Raise wick% / require cross to be stricter; lower to catch more fades.
Quick presets
- Low-float runner, 5–10s chart
- Lookback 20, Smoothing 3–4, Surge 2.2–2.8, Slowdown 35–45, Neutral 1.0–1.2, Cooldown 15–25s, Streaks 2–3, Accel ON.
- Thick large-cap, 1-min
- Lookback 20–30, Smoothing 5–7, Surge 1.5–1.9, Slowdown 25–35, Neutral 0.8–1.0, Cooldown 30–60s, Streaks 2, Accel ON.
- Open vs Midday vs Power Hour
- Open: higher Surge, more Smoothing, longer Cooldown.
- Midday: lower Surge, less Smoothing to catch subtler pushes.

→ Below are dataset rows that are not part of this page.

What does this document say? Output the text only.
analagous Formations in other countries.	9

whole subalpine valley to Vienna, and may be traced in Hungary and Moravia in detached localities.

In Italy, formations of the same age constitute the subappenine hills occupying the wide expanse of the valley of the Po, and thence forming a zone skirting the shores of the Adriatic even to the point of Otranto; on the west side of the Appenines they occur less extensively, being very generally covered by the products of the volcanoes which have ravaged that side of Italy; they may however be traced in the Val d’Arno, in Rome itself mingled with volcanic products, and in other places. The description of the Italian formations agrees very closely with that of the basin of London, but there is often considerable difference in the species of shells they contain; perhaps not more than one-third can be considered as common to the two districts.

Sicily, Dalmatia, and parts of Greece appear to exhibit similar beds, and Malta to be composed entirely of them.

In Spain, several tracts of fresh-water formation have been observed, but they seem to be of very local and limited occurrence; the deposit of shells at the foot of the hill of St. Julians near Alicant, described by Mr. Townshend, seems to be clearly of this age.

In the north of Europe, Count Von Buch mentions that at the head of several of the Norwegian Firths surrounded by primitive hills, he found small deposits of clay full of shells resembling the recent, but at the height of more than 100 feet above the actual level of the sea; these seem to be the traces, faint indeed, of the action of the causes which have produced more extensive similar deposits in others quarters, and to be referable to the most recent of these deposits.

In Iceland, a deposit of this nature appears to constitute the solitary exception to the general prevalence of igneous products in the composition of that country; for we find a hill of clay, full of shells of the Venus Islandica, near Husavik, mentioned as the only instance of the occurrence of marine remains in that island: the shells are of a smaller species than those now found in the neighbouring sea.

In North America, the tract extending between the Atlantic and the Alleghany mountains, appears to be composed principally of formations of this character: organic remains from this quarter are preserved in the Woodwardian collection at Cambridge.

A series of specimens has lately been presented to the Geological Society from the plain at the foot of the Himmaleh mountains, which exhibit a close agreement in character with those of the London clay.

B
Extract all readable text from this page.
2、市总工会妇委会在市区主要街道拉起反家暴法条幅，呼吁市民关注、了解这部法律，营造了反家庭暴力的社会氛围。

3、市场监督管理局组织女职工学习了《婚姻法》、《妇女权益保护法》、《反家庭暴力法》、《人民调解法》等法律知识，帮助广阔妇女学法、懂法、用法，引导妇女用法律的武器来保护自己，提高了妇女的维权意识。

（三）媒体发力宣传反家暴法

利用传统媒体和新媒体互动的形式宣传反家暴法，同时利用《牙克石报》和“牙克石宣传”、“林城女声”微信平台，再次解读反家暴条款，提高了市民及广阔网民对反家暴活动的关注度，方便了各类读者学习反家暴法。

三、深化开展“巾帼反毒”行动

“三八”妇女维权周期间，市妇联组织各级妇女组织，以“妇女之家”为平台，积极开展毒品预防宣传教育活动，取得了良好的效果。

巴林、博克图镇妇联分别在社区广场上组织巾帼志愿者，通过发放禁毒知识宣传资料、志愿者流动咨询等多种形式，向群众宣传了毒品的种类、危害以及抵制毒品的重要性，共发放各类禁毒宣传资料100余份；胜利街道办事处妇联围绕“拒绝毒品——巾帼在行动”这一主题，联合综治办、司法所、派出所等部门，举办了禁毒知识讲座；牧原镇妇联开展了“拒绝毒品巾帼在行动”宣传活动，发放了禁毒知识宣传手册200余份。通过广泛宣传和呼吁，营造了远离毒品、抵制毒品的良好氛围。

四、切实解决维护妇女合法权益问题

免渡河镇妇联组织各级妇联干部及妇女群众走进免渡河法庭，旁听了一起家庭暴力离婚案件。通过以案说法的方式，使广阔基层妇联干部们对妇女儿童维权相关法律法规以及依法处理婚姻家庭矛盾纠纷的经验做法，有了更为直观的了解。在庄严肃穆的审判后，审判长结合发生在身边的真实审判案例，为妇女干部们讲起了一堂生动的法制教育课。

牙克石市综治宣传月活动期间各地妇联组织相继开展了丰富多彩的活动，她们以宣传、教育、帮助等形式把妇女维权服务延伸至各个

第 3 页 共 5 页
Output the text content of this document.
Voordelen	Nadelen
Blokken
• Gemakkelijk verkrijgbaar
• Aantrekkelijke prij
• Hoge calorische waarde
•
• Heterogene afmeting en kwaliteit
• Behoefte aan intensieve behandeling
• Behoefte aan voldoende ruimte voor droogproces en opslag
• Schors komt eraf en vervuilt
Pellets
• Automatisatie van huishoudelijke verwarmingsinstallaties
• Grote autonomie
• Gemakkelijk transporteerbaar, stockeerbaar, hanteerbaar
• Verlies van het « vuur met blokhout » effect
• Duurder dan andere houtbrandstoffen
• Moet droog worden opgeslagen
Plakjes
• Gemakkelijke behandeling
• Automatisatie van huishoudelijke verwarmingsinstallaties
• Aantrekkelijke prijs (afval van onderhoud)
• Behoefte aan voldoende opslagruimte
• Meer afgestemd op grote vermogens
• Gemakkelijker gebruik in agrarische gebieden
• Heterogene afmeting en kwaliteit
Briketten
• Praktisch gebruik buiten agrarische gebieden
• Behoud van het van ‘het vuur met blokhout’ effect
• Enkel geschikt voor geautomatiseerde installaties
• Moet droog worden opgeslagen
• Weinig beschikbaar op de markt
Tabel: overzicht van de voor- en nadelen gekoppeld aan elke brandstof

- Power hour: moderate Surge; keep Slowdown on for exits.
Reading common patterns
- Ignition (likely continuation): lime spike out of a base that holds above a level while pace stays above yellow.
- Exhaustion (likely fade): lime spike late in a run with upper wick → Slowdown → orange/red. The Buy Climax diamond is your tell.
Limits / notes
This is an OHLCV-based proxy (TradingView Pine can’t read raw tape/DOM). It won’t match Bookmap/Jigsaw tick-for-tick, but it’s fast and objective.
Use with levels and a risk plan. Past performance ≠ future results. Educational only.